Cyclists A and B rode along a straight one way road starting from the same location and they rode for one hour. Cyclist A rode half the time with speed 10miles/hour and the other half time with speed 30 miles/hour. Cyclist B rode half the total distance with speed 10 miles/hour and half the distance with speed 30/hours.

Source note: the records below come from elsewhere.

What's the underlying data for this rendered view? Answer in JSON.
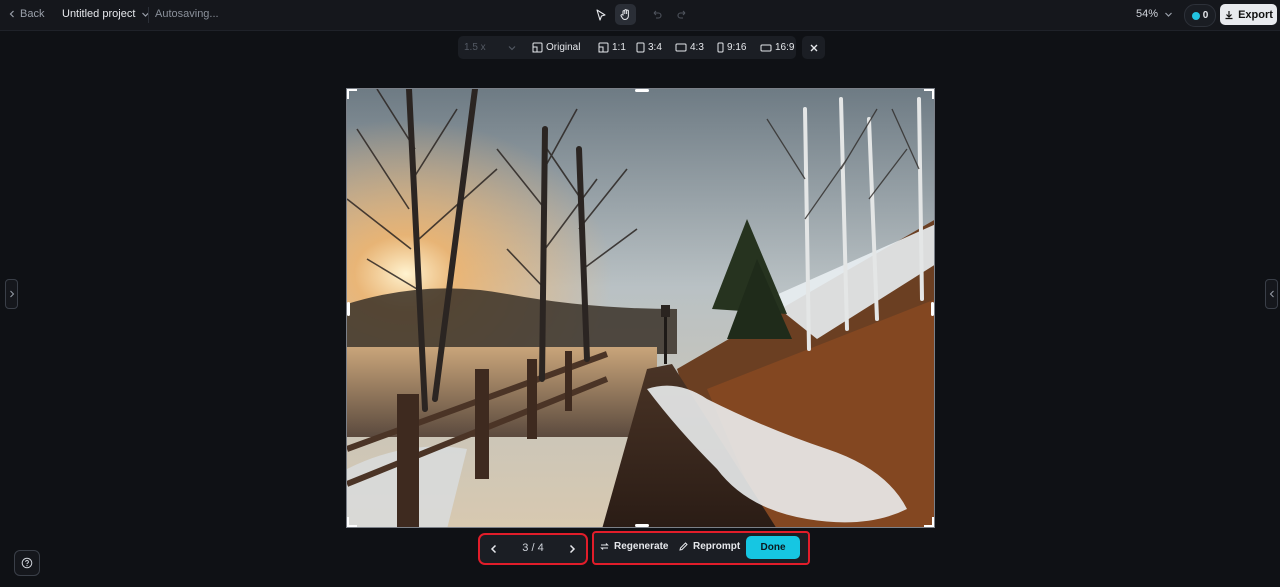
{
  "header": {
    "back_label": "Back",
    "project_name": "Untitled project",
    "status": "Autosaving...",
    "zoom": "54%",
    "credits": "0",
    "export_label": "Export"
  },
  "ratio_bar": {
    "scale": "1.5 x",
    "options": [
      "Original",
      "1:1",
      "3:4",
      "4:3",
      "9:16",
      "16:9"
    ]
  },
  "pager": {
    "current": "3 / 4"
  },
  "actions": {
    "regenerate": "Regenerate",
    "reprompt": "Reprompt",
    "done": "Done"
  },
  "colors": {
    "accent": "#16c6e2",
    "highlight": "#e11d2a",
    "background": "#0f1115"
  }
}
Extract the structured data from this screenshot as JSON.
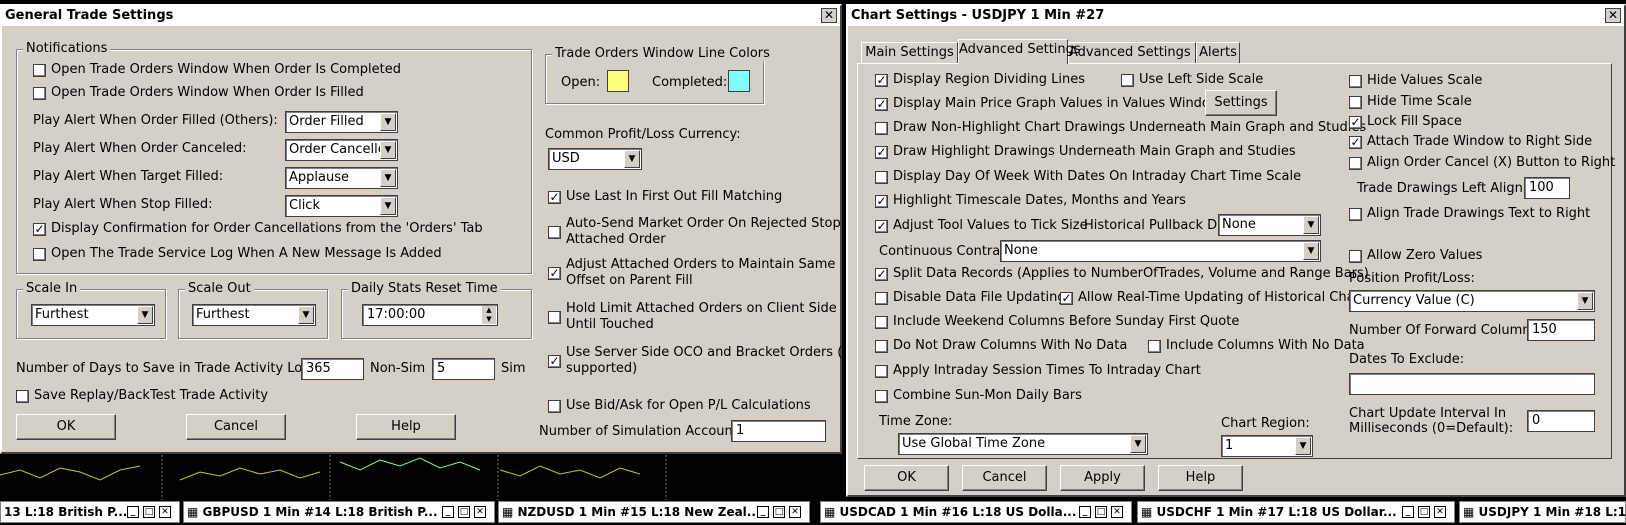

Calculate the total distance traveled by cyclist B. Calculate the average velocity for cyclist B.

Answer 1

Well, the tricky thing in here is that for Cyclist B rode half the distance(!!) in one speed and the other half with another. That's unlike Cyclist A that rode half the time(!) in one speed and other half in another.
First let's define variables to the time Cyclist B rode at each speed
\[
x = \text{time_in_1st_speed} \\
y = \text{time_in_2nd_speed}
\]
Now since we know that
\[
\text{1st_speed} = 10_{miles/hour} \\
\text{2nd_speed} = 30_{miles/hour}
\]
We can say by the formula of
\[\text{Distance} = \text{Speed} \cdot \text{Time} \]
Since we know by the question that Cyclist B rode the same distance in both speeds:
\[
\text{distance_in_1st_speed} = \text{1st_speed} \cdot \text{time_in_1st_speed} \\
\text{distance_in_1st_speed} = 10_{miles/hour}\cdot x_{hours} = 10x_{miles} \\ \;\\
\text{distance_in_2nd_speed} = \text{2nd_speed} \cdot \text{time_in_2nd_speed} \\
\text{distance_in_2nd_speed} = 30_{miles/hour}\cdot y_{hours} = 30y_{miles} \\ \;\\
\text{distance_in_1st_speed} = \text{distance_in_2nd_speed} \\
10x_{miles} = 3yx_{miles} \quad// \div 10_{miles}\\
x = 3y
\]
Now, since we know he rode for one hour, and we can say
\[
\text{total_time} = x + y = 1_{hour} \\
x = 3y \quad \implies \quad \text{total_time} = 3y + y = 4y = 1_{hour} \;// \div 4\\
y = (\tfrac{1}{4})_{hour} \\
\text{distance_in_2nd_speed} = 30_{miles/hour} \cdot y_{hours} = \\
= \frac{30_{miles}}{4} = 7.5_{miles}
\]
And since that's half the distance:
\[
\text{total_distance} = 7.5_{miles} \cdot 2 = 15_{miles}
\]
I'll write the second part later, not enough time :|